And I was proud too because there was a lot of pressure on some people to put out their own plan, but that would have taken focus away from the president’s plan. We have a plan, save Social Security, stop taking money out of the trust fund, stop privatization. And we’ll have our fuller ideas on retirement security just as soon as the president says uncle on the privatization plan. Totally unacceptable.

The positive agenda here?
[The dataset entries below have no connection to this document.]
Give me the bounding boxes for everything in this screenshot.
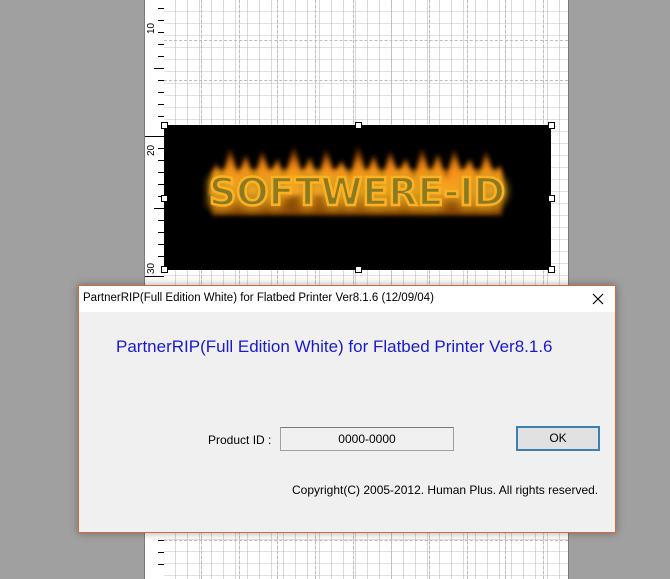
ok-button[interactable]: OK xyxy=(516,426,600,451)
ruler-tick xyxy=(145,276,164,277)
dialog-title: PartnerRIP(Full Edition White) for Flatb… xyxy=(83,292,434,304)
resize-handle-top[interactable] xyxy=(355,122,362,129)
product-name-heading: PartnerRIP(Full Edition White) for Flatb… xyxy=(116,337,553,356)
copyright-text: Copyright(C) 2005-2012. Human Plus. All … xyxy=(292,483,599,497)
ruler-tick xyxy=(154,208,164,209)
resize-handle-bottom-right[interactable] xyxy=(548,266,555,273)
resize-handle-right[interactable] xyxy=(548,195,555,202)
resize-handle-bottom-left[interactable] xyxy=(161,266,168,273)
product-id-label: Product ID : xyxy=(208,433,272,447)
product-id-field[interactable]: 0000-0000 xyxy=(280,427,454,451)
resize-handle-top-right[interactable] xyxy=(548,122,555,129)
artwork-text: SOFTWERE-ID xyxy=(209,170,505,214)
fire-artwork: SOFTWERE-ID xyxy=(208,143,506,215)
resize-handle-top-left[interactable] xyxy=(161,122,168,129)
fire-text-image[interactable]: SOFTWERE-ID xyxy=(164,125,551,270)
close-icon xyxy=(592,293,604,305)
grid-line xyxy=(164,40,568,41)
grid-line xyxy=(164,80,568,81)
close-button[interactable] xyxy=(581,286,615,312)
grid-line xyxy=(164,540,568,541)
ruler-label-10: 10 xyxy=(146,22,157,34)
dialog-titlebar[interactable]: PartnerRIP(Full Edition White) for Flatb… xyxy=(79,286,615,312)
resize-handle-left[interactable] xyxy=(161,195,168,202)
resize-handle-bottom[interactable] xyxy=(355,266,362,273)
ruler-tick xyxy=(154,68,164,69)
ruler-label-30: 30 xyxy=(146,262,157,274)
about-dialog: PartnerRIP(Full Edition White) for Flatb… xyxy=(78,285,616,533)
ruler-label-20: 20 xyxy=(146,144,157,156)
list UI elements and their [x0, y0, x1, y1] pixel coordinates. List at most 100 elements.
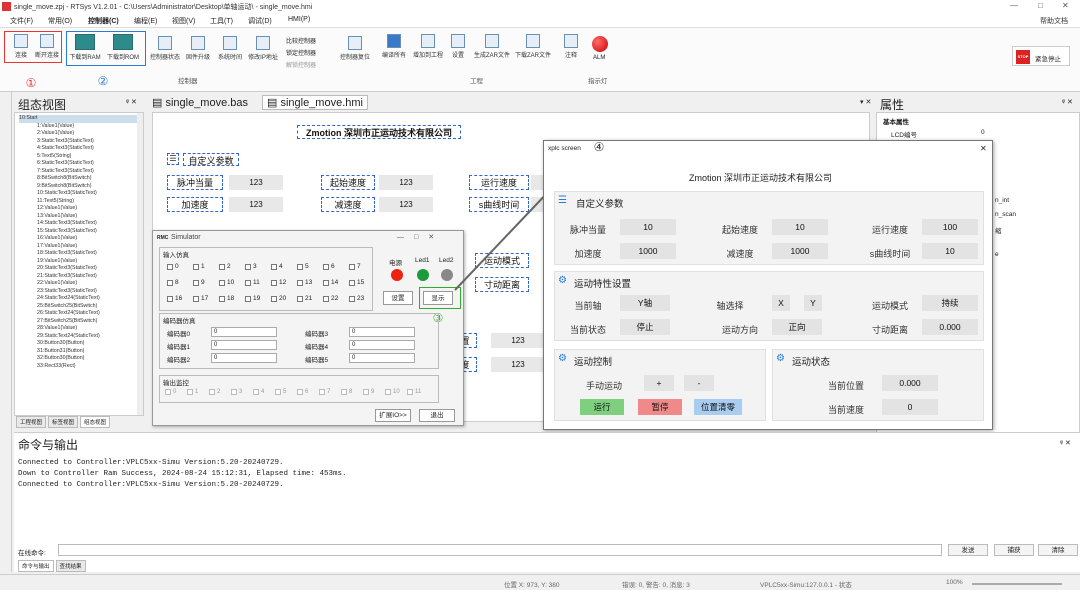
- controller-reset-button[interactable]: 控制器复位: [336, 36, 374, 61]
- send-button[interactable]: 发送: [948, 544, 988, 556]
- tree-item[interactable]: 13:Value1(Value): [19, 213, 143, 221]
- tree-item[interactable]: 30:Button30(Button): [19, 340, 143, 348]
- tree-item[interactable]: 6:StaticText3(StaticText): [19, 160, 143, 168]
- input-checkbox[interactable]: 19: [245, 295, 260, 302]
- minimize-icon[interactable]: —: [1010, 1, 1018, 10]
- hmi-value[interactable]: 123: [491, 357, 545, 372]
- controller-status-button[interactable]: 控制器状态: [148, 36, 182, 61]
- tree-item[interactable]: 28:Value1(Value): [19, 325, 143, 333]
- xplc-param-value[interactable]: 1000: [620, 243, 676, 259]
- menu-common[interactable]: 常用(O): [48, 16, 72, 26]
- jog-plus-button[interactable]: +: [644, 375, 674, 391]
- menu-program[interactable]: 编程(E): [134, 16, 157, 26]
- tab-label-view[interactable]: 标签视图: [48, 416, 79, 428]
- tree-item[interactable]: 4:StaticText3(StaticText): [19, 145, 143, 153]
- doc-tab-bas[interactable]: ▤ single_move.bas: [152, 96, 248, 109]
- encoder-input[interactable]: 0: [211, 340, 277, 350]
- add-to-project-button[interactable]: 增加到工程: [410, 34, 446, 59]
- sim-window-controls[interactable]: —□✕: [397, 233, 444, 241]
- close-icon[interactable]: ✕: [1062, 1, 1069, 10]
- doc-tab-hmi[interactable]: ▤ single_move.hmi: [262, 95, 368, 110]
- input-checkbox[interactable]: 6: [323, 263, 335, 270]
- xplc-param-value[interactable]: 10: [772, 219, 828, 235]
- input-checkbox[interactable]: 14: [323, 279, 338, 286]
- firmware-upgrade-button[interactable]: 固件升级: [182, 36, 214, 61]
- zoom-slider[interactable]: [972, 583, 1062, 585]
- input-checkbox[interactable]: 18: [219, 295, 234, 302]
- input-checkbox[interactable]: 9: [193, 279, 205, 286]
- cmd-pin-icon[interactable]: ᵠ ✕: [1060, 439, 1071, 447]
- input-checkbox[interactable]: 7: [349, 263, 361, 270]
- download-zar-button[interactable]: 下载ZAR文件: [512, 34, 554, 59]
- encoder-input[interactable]: 0: [211, 327, 277, 337]
- tree-scrollbar[interactable]: [137, 113, 143, 415]
- tree-item[interactable]: 19:Value1(Value): [19, 258, 143, 266]
- hmi-label[interactable]: 脉冲当量: [167, 175, 223, 190]
- run-button[interactable]: 运行: [580, 399, 624, 415]
- tree-item[interactable]: 18:StaticText3(StaticText): [19, 250, 143, 258]
- hmi-value[interactable]: 123: [379, 197, 433, 212]
- maximize-icon[interactable]: □: [1038, 1, 1043, 10]
- xplc-param-value[interactable]: 1000: [772, 243, 828, 259]
- tree-item[interactable]: 22:Value1(Value): [19, 280, 143, 288]
- tab-project-view[interactable]: 工程视图: [16, 416, 47, 428]
- tree-item[interactable]: 10:Start: [19, 115, 143, 123]
- tree-item[interactable]: 8:BitSwitch8(BitSwitch): [19, 175, 143, 183]
- encoder-input[interactable]: 0: [349, 340, 415, 350]
- system-time-button[interactable]: 系统时间: [214, 36, 246, 61]
- tree-item[interactable]: 9:BitSwitch8(BitSwitch): [19, 183, 143, 191]
- tab-find-results[interactable]: 查找结果: [55, 560, 86, 572]
- input-checkbox[interactable]: 11: [245, 279, 260, 286]
- input-checkbox[interactable]: 1: [193, 263, 205, 270]
- xplc-param-value[interactable]: 10: [922, 243, 978, 259]
- input-checkbox[interactable]: 2: [219, 263, 231, 270]
- menu-tools[interactable]: 工具(T): [210, 16, 233, 26]
- capture-button[interactable]: 捕获: [994, 544, 1034, 556]
- clear-button[interactable]: 清除: [1038, 544, 1078, 556]
- tree-item[interactable]: 26:StaticText24(StaticText): [19, 310, 143, 318]
- download-rom-button[interactable]: 下载到ROM: [104, 34, 142, 61]
- hmi-value[interactable]: 123: [491, 333, 545, 348]
- hmi-section1[interactable]: 自定义参数: [183, 153, 239, 166]
- input-checkbox[interactable]: 10: [219, 279, 234, 286]
- jog-value[interactable]: 0.000: [922, 319, 978, 335]
- settings-button[interactable]: 设置: [446, 34, 470, 59]
- expand-io-button[interactable]: 扩展IO>>: [375, 409, 411, 422]
- xplc-param-value[interactable]: 100: [922, 219, 978, 235]
- encoder-input[interactable]: 0: [349, 353, 415, 363]
- tree-item[interactable]: 32:Button30(Button): [19, 355, 143, 363]
- tree-item[interactable]: 31:Button31(Button): [19, 348, 143, 356]
- input-checkbox[interactable]: 0: [167, 263, 179, 270]
- tree-item[interactable]: 20:StaticText3(StaticText): [19, 265, 143, 273]
- input-checkbox[interactable]: 4: [271, 263, 283, 270]
- online-cmd-input[interactable]: [58, 544, 942, 556]
- xplc-close-icon[interactable]: ✕: [980, 144, 987, 153]
- modify-ip-button[interactable]: 修改IP地址: [246, 36, 280, 61]
- emergency-stop-button[interactable]: STOP 紧急停止: [1012, 46, 1070, 66]
- axis-x-button[interactable]: X: [772, 295, 790, 311]
- jog-minus-button[interactable]: -: [684, 375, 714, 391]
- input-checkbox[interactable]: 23: [349, 295, 364, 302]
- input-checkbox[interactable]: 15: [349, 279, 364, 286]
- comment-button[interactable]: 注释: [558, 34, 584, 59]
- compare-controller-button[interactable]: 比较控制器: [286, 36, 316, 45]
- tree-item[interactable]: 23:StaticText3(StaticText): [19, 288, 143, 296]
- unlock-controller-button[interactable]: 解锁控制器: [286, 60, 316, 69]
- tree-item[interactable]: 21:StaticText3(StaticText): [19, 273, 143, 281]
- tree-item[interactable]: 29:StaticText24(StaticText): [19, 333, 143, 341]
- tab-config-view[interactable]: 组态视图: [80, 416, 111, 428]
- disconnect-button[interactable]: 断开连接: [32, 34, 62, 59]
- mode-value[interactable]: 持续: [922, 295, 978, 311]
- hmi-label[interactable]: 减速度: [321, 197, 375, 212]
- xplc-param-value[interactable]: 10: [620, 219, 676, 235]
- tree-item[interactable]: 27:BitSwitch25(BitSwitch): [19, 318, 143, 326]
- tree-item[interactable]: 14:StaticText3(StaticText): [19, 220, 143, 228]
- props-lcd-value[interactable]: 0: [981, 129, 985, 136]
- hmi-label[interactable]: 起始速度: [321, 175, 375, 190]
- tree-item[interactable]: 17:Value1(Value): [19, 243, 143, 251]
- sim-exit-button[interactable]: 退出: [419, 409, 455, 422]
- encoder-input[interactable]: 0: [349, 327, 415, 337]
- menu-view[interactable]: 视图(V): [172, 16, 195, 26]
- tree-item[interactable]: 25:BitSwitch25(BitSwitch): [19, 303, 143, 311]
- menu-controller[interactable]: 控制器(C): [88, 16, 119, 26]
Was it something like “I’m proud that we were so positively negative about President Bush’s plan”? Perhaps it was “I’m proud that we’re sticking together in being so positively negative on the President’s Social Security plan.” Or maybe this is spin to tell us that the Democrats lack of a plan (”we’ll have our fuller ideas on retirement security just as soon as…”) is a positive development.

When asked about Rep. Wexler’s, (D-FL), plan to increase FICA taxes on people making more than $90,000 per annum, Rep. Pelosi continued talking about the Democrats’ positive agenda:

No. It’s one person, we’re over 200 of us, have stuck together. If Democrats wanted to do that from day one, it’s raising taxes on our base. That number sounds like a high number but there are a lot of people in the country who are working very hard trying to make ends meet, at a time when they are sending their kids to college, trying to take care of their parents… I just think that it was the wrong approach. But it’s one person, and I think that it’s one person points to the fact that we’re so unified.

Republicans have said that they were taken by surprise. They never expected the Democrats to be as unified, organized, disciplined and focused. And that’s how we have been able to beat the President who’s had the bully pulpit, and take him down from where he was.

Notice what Rep. Pelosi seems to think the Democrats’ positive agenda to be. We see it in these phrases:

  • “…they’ve taken George Bush from being a president with new fresh ideas about Social Security in the public mind to a guy who wants to cut our benefits.”
  • “His numbers have gone so far down….”
  • “to beat the drum against his Social Security proposal.”
  • “we have been able to beat the President”
  • “take him down from where he was”

Nancy Pelosi’s “positive agenda for Democrats” is apparently something along the lines of “be negative about President Bush.” And there’s a reason why: the Democrats’ ideas just don’t stand up on their own and the leadership knows it. As Rep. Pelosi admits:

  • “And the Democratic message just wasn’t strong enough to counter that.”
  • “…you first have to take [the Republicans] down.”
  • “So we’re going after them, we have to destroy their brand.”

That, America, is the “positive agenda” you can look forward to hearing from Democrats.

Sounds a lot like the “politics of personal destruction” to me.